The correct style to get a feel for what a clubs value may be is to look at recent sales of different clubs. One trick to do that is to look-see at auctions. In detail, ebay auctions can award you a positively solid guess for what the current retail is for a collectors item. The best manner for this is to log into your ebay account, search for hickory golf clubs, and then view "completed listings" on the left side. (note: looking for hickory golf clubs is just an example, you might choose to enter your accurate golf club name, type, or brand) This will illustrate to you which clubs sold, what ones didn't sell, and how much they went for.

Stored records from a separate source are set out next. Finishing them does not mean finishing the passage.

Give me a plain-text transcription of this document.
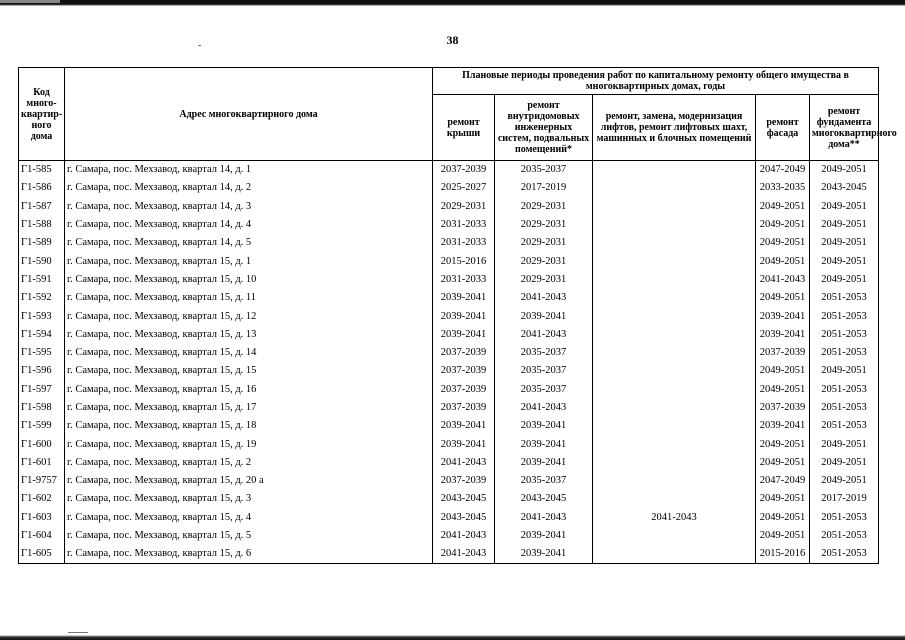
38
Код много-квартир-ного дома	Адрес многоквартирного дома	Плановые периоды проведения работ по капитальному ремонту общего имущества в многоквартирных домах, годы				
		ремонт крыши	ремонт внутридомовых инженерных систем, подвальных помещений*	ремонт, замена, модернизация лифтов, ремонт лифтовых шахт, машинных и блочных помещений	ремонт фасада	ремонт фундамента многоквартирного дома**
Г1-585	г. Самара, пос. Мехзавод, квартал 14, д. 1	2037-2039	2035-2037		2047-2049	2049-2051
Г1-586	г. Самара, пос. Мехзавод, квартал 14, д. 2	2025-2027	2017-2019		2033-2035	2043-2045
Г1-587	г. Самара, пос. Мехзавод, квартал 14, д. 3	2029-2031	2029-2031		2049-2051	2049-2051
Г1-588	г. Самара, пос. Мехзавод, квартал 14, д. 4	2031-2033	2029-2031		2049-2051	2049-2051
Г1-589	г. Самара, пос. Мехзавод, квартал 14, д. 5	2031-2033	2029-2031		2049-2051	2049-2051
Г1-590	г. Самара, пос. Мехзавод, квартал 15, д. 1	2015-2016	2029-2031		2049-2051	2049-2051
Г1-591	г. Самара, пос. Мехзавод, квартал 15, д. 10	2031-2033	2029-2031		2041-2043	2049-2051
Г1-592	г. Самара, пос. Мехзавод, квартал 15, д. 11	2039-2041	2041-2043		2049-2051	2051-2053
Г1-593	г. Самара, пос. Мехзавод, квартал 15, д. 12	2039-2041	2039-2041		2039-2041	2051-2053
Г1-594	г. Самара, пос. Мехзавод, квартал 15, д. 13	2039-2041	2041-2043		2039-2041	2051-2053
Г1-595	г. Самара, пос. Мехзавод, квартал 15, д. 14	2037-2039	2035-2037		2037-2039	2051-2053
Г1-596	г. Самара, пос. Мехзавод, квартал 15, д. 15	2037-2039	2035-2037		2049-2051	2049-2051
Г1-597	г. Самара, пос. Мехзавод, квартал 15, д. 16	2037-2039	2035-2037		2049-2051	2051-2053
Г1-598	г. Самара, пос. Мехзавод, квартал 15, д. 17	2037-2039	2041-2043		2037-2039	2051-2053
Г1-599	г. Самара, пос. Мехзавод, квартал 15, д. 18	2039-2041	2039-2041		2039-2041	2051-2053
Г1-600	г. Самара, пос. Мехзавод, квартал 15, д. 19	2039-2041	2039-2041		2049-2051	2049-2051
Г1-601	г. Самара, пос. Мехзавод, квартал 15, д. 2	2041-2043	2039-2041		2049-2051	2049-2051
Г1-9757	г. Самара, пос. Мехзавод, квартал 15, д. 20 а	2037-2039	2035-2037		2047-2049	2049-2051
Г1-602	г. Самара, пос. Мехзавод, квартал 15, д. 3	2043-2045	2043-2045		2049-2051	2017-2019
Г1-603	г. Самара, пос. Мехзавод, квартал 15, д. 4	2043-2045	2041-2043	2041-2043	2049-2051	2051-2053
Г1-604	г. Самара, пос. Мехзавод, квартал 15, д. 5	2041-2043	2039-2041		2049-2051	2051-2053
Г1-605	г. Самара, пос. Мехзавод, квартал 15, д. 6	2041-2043	2039-2041		2015-2016	2051-2053
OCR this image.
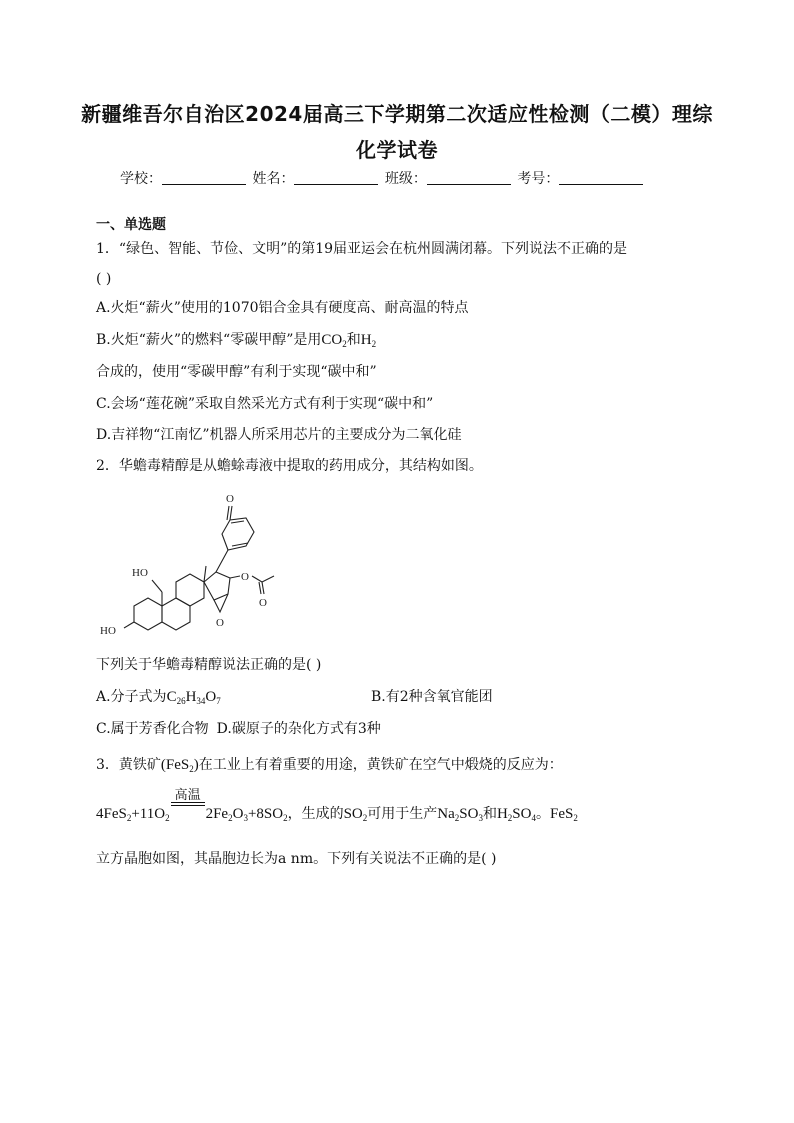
新疆维吾尔自治区2024届高三下学期第二次适应性检测（二模）理综
化学试卷
学校：	姓名：	班级：	考号：
一、单选题
1．“绿色、智能、节俭、文明”的第19届亚运会在杭州圆满闭幕。下列说法不正确的是
( )
A.火炬“薪火”使用的1070铝合金具有硬度高、耐高温的特点
B.火炬“薪火”的燃料“零碳甲醇”是用$CO_2$和$H_2$
合成的，使用“零碳甲醇”有利于实现“碳中和”
C.会场“莲花碗”采取自然采光方式有利于实现“碳中和”
D.吉祥物“江南忆”机器人所采用芯片的主要成分为二氧化硅
2．华蟾毒精醇是从蟾蜍毒液中提取的药用成分，其结构如图。
O
HO
HO
O
O
O
下列关于华蟾毒精醇说法正确的是( )
A.分子式为$C_{26}H_{34}O_7$	B.有2种含氧官能团
C.属于芳香化合物 D.碳原子的杂化方式有3种
3．黄铁矿(FeS$_2$)在工业上有着重要的用途，黄铁矿在空气中煅烧的反应为：
$4FeS_2+11O_2$
高温
$2Fe_2O_3+8SO_2$，生成的$SO_2$可用于生产$Na_2SO_3$和$H_2SO_4$。FeS$_2$
立方晶胞如图，其晶胞边长为a nm。下列有关说法不正确的是( )
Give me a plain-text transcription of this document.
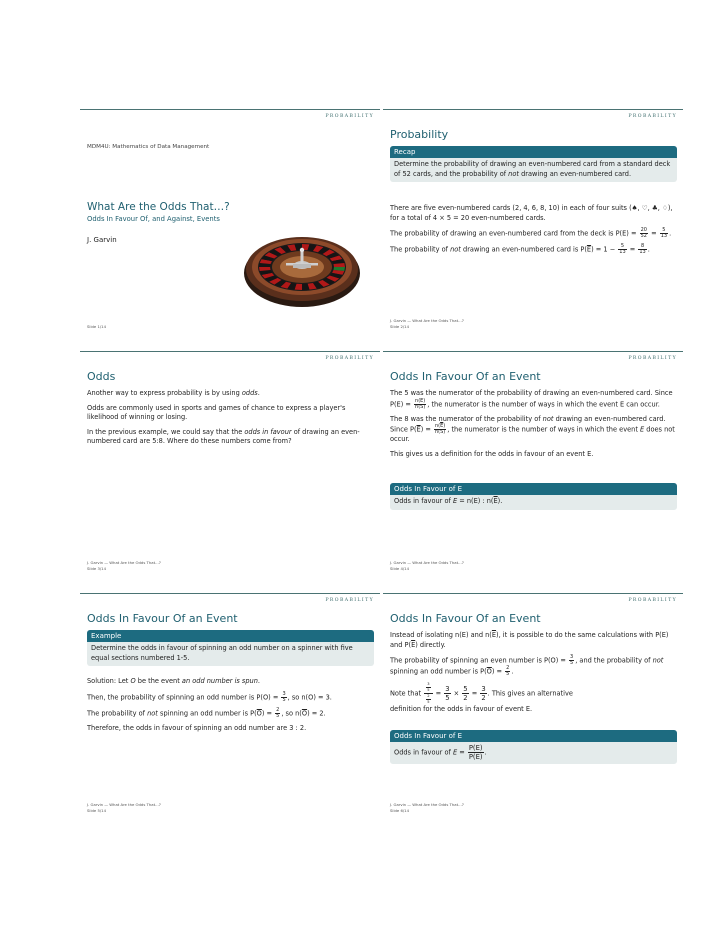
PROBABILITY
MDM4U: Mathematics of Data Management
What Are the Odds That…?
Odds In Favour Of, and Against, Events
J. Garvin
Slide 1/14
PROBABILITY
Probability
Recap
Determine the probability of drawing an even-numbered card from a standard deck of 52 cards, and the probability of not drawing an even-numbered card.

There are five even-numbered cards (2, 4, 6, 8, 10) in each of four suits (♠, ♡, ♣, ♢), for a total of 4 × 5 = 20 even-numbered cards.

The probability of drawing an even-numbered card from the deck is $P(E) = \frac{20}{52} = \frac{5}{13}$ .

The probability of not drawing an even-numbered card is $P(\overline{E}) = 1 - \frac{5}{13} = \frac{8}{13}$ .

J. Garvin — What Are the Odds That…?
Slide 2/14
PROBABILITY
Odds

Another way to express probability is by using odds.

Odds are commonly used in sports and games of chance to express a player's likelihood of winning or losing.

In the previous example, we could say that the odds in favour of drawing an even-numbered card are 5:8. Where do these numbers come from?

J. Garvin — What Are the Odds That…?
Slide 3/14
PROBABILITY
Odds In Favour Of an Event

The 5 was the numerator of the probability of drawing an even-numbered card. Since $P(E) = \frac{n(E)}{n(S)}$ , the numerator is the number of ways in which the event E can occur.

The 8 was the numerator of the probability of not drawing an even-numbered card. Since $P(\overline{E}) = \frac{n(\overline{E})}{n(S)}$ , the numerator is the number of ways in which the event E does not occur.

This gives us a definition for the odds in favour of an event E.

Odds In Favour of E
Odds in favour of E = n(E) : $n(\overline{E})$.
J. Garvin — What Are the Odds That…?
Slide 4/14
PROBABILITY
Odds In Favour Of an Event
Example
Determine the odds in favour of spinning an odd number on a spinner with five equal sections numbered 1-5.

Solution: Let O be the event an odd number is spun.

Then, the probability of spinning an odd number is $P(O) = \frac{3}{5}$ , so n(O) = 3.

The probability of not spinning an odd number is $P(\overline{O}) = \frac{2}{5}$ , so $n(\overline{O}) = 2$.

Therefore, the odds in favour of spinning an odd number are 3 : 2.

J. Garvin — What Are the Odds That…?
Slide 5/14
PROBABILITY
Odds In Favour Of an Event

Instead of isolating n(E) and $n(\overline{E})$, it is possible to do the same calculations with P(E) and $P(\overline{E})$ directly.

The probability of spinning an even number is $P(O) = \frac{3}{5}$ , and the probability of not spinning an odd number is $P(\overline{O}) = \frac{2}{5}$ .

Note that $\frac{\frac{3}{5}}{\frac{2}{5}} = \frac{3}{5} \times \frac{5}{2} = \frac{3}{2}$ . This gives an alternative

definition for the odds in favour of event E.

Odds In Favour of E
Odds in favour of $E = \frac{P(E)}{P(\overline{E})}$ .
J. Garvin — What Are the Odds That…?
Slide 6/14
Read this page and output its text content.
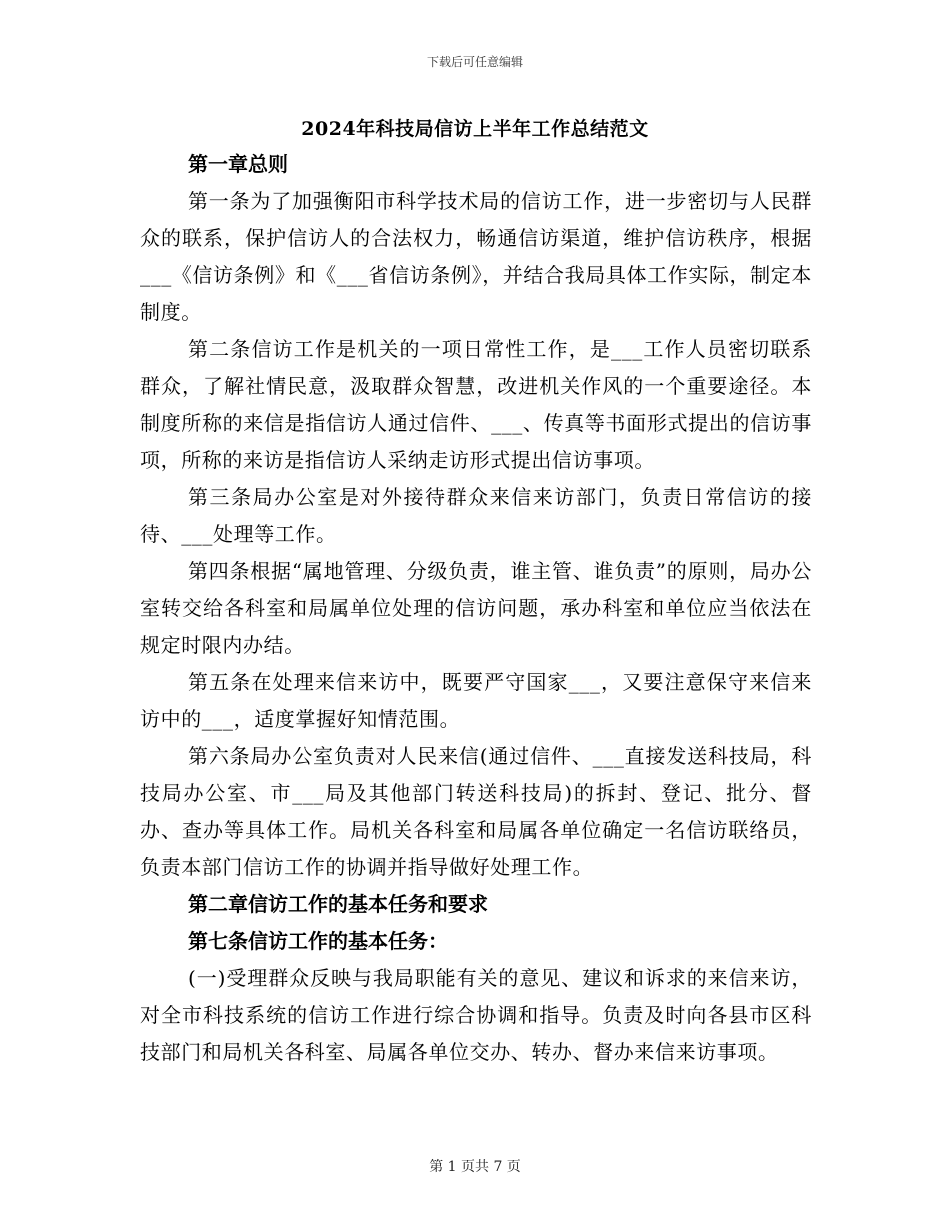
下载后可任意编辑
2024年科技局信访上半年工作总结范文

第一章总则

第一条为了加强衡阳市科学技术局的信访工作，进一步密切与人民群众的联系，保护信访人的合法权力，畅通信访渠道，维护信访秩序，根据___《信访条例》和《___省信访条例》，并结合我局具体工作实际，制定本制度。

第二条信访工作是机关的一项日常性工作，是___工作人员密切联系群众，了解社情民意，汲取群众智慧，改进机关作风的一个重要途径。本制度所称的来信是指信访人通过信件、___、传真等书面形式提出的信访事项，所称的来访是指信访人采纳走访形式提出信访事项。

第三条局办公室是对外接待群众来信来访部门，负责日常信访的接待、___处理等工作。

第四条根据“属地管理、分级负责，谁主管、谁负责”的原则，局办公室转交给各科室和局属单位处理的信访问题，承办科室和单位应当依法在规定时限内办结。

第五条在处理来信来访中，既要严守国家___，又要注意保守来信来访中的___，适度掌握好知情范围。

第六条局办公室负责对人民来信(通过信件、___直接发送科技局，科技局办公室、市___局及其他部门转送科技局)的拆封、登记、批分、督办、查办等具体工作。局机关各科室和局属各单位确定一名信访联络员，负责本部门信访工作的协调并指导做好处理工作。

第二章信访工作的基本任务和要求

第七条信访工作的基本任务：

(一)受理群众反映与我局职能有关的意见、建议和诉求的来信来访，对全市科技系统的信访工作进行综合协调和指导。负责及时向各县市区科技部门和局机关各科室、局属各单位交办、转办、督办来信来访事项。

第 1 页共 7 页
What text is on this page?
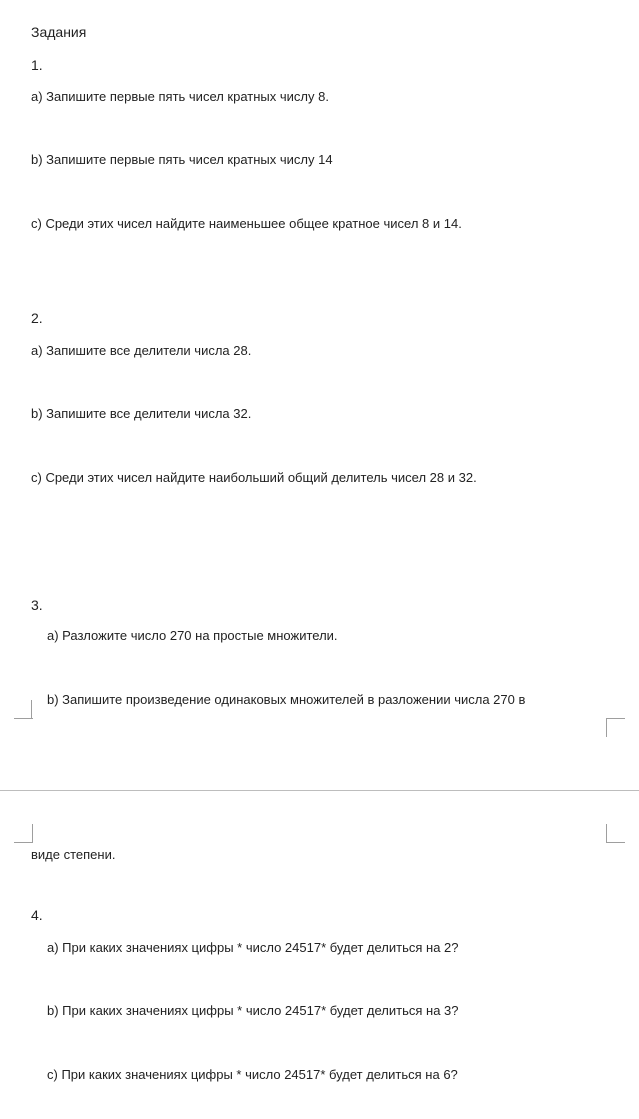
Задания
1.
a) Запишите первые пять чисел кратных числу 8.
b) Запишите первые пять чисел кратных числу 14
c) Среди этих чисел найдите наименьшее общее кратное чисел 8 и 14.
2.
a) Запишите все делители числа 28.
b) Запишите все делители числа 32.
c) Среди этих чисел найдите наибольший общий делитель чисел 28 и 32.
3.
a) Разложите число 270 на простые множители.
b) Запишите произведение одинаковых множителей в разложении числа 270 в
виде степени.
4.
a) При каких значениях цифры * число 24517* будет делиться на 2?
b) При каких значениях цифры * число 24517* будет делиться на 3?
c) При каких значениях цифры * число 24517* будет делиться на 6?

There are a couple of key points that you must look at while undertaking this. For starters is the sell through rate, meaning how many products sold compared to how many didn't sell. If all you get is red, nothing is selling and the market for your club may be small-scale. But if you view a good deal of green numbers you are in luck. Another component I choose to keep an eye on is how many consumers were taking part in the select auctions I am marking. The bigger the better of course, meaning that there is an adaptable demand for your exact historic golf club.
Now just because you have a hickory shafted golf club doesn't mean you get to give up work tomorrow and do nothing but play golf the remainder of your time on earth. There were literally a lot of antique clubs with wood shafts produced in the 1920's to 1930's that are worth next to nothing. Most of these clubs were inadequately constructed and put up for sale at local sporting goods stores to the normal players. Sound familiar? Same thing occurs nowadays. Most collectors gather that about 5% of ones they come across are indeed truthfully collectors items and have worth different than for garnishing your cave with.